Exo Terra’s Leopard Gecko Starter Kit is ideal for new owners of baby leopard geckos. Since it’s just a 10-gallon tank, you’ll have to upgrade to a larger one, preferably a 20-gallon one, after your leo reaches roughly a year of age.

The tank is not adequately heated, despite the kit’s assurances to the contrary. A warming pad is included, however it can only warm the floor where you sleep.

Not only is the bulb an LED, but the two together won’t warm the air enough to maintain your gecko in good condition. The tank is durable and simple to maintain because to the sand substrate mat that lines the whole bottom.

Even though a thermometer is a must-have in any gecko terrarium, the package does not contain a humidity gauge despite including the light and heat pad.

Also, you only get one hide instead of the two that are recommended, so you’ll have to buy another bowl to hold water. Even after spending several times as much on additional items as the cost of the beginning kit, you won’t be fully prepared.
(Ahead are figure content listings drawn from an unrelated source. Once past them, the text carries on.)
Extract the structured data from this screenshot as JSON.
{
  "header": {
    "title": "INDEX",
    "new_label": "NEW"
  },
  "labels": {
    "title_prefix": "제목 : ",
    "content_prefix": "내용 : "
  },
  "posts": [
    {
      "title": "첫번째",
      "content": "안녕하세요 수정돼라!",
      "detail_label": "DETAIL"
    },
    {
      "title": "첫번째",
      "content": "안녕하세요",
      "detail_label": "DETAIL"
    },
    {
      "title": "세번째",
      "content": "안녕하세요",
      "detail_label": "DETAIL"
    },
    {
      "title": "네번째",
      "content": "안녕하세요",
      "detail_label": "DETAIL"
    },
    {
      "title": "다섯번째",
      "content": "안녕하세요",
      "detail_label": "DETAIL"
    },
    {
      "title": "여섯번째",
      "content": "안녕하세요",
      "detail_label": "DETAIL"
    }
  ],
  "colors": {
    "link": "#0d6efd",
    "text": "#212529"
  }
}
  • Essential tools are included in the starter pack.
  • Includes temperature gauge


  • Not enough of the necessary tools were present.
  • Miniature – the first year’s supply alone

Author Image

Dr. Barry Buttler

Dr. Barry Buttler, DVM, MS, DACVIM, is an experienced veterinarian who specializes in the care of small animals, specifically dogs. Dr. Barry K. Buttler is a member of the American Veterinary Medical Association and holds multiple certifications in small animal emergency medicine and geriatric pet health.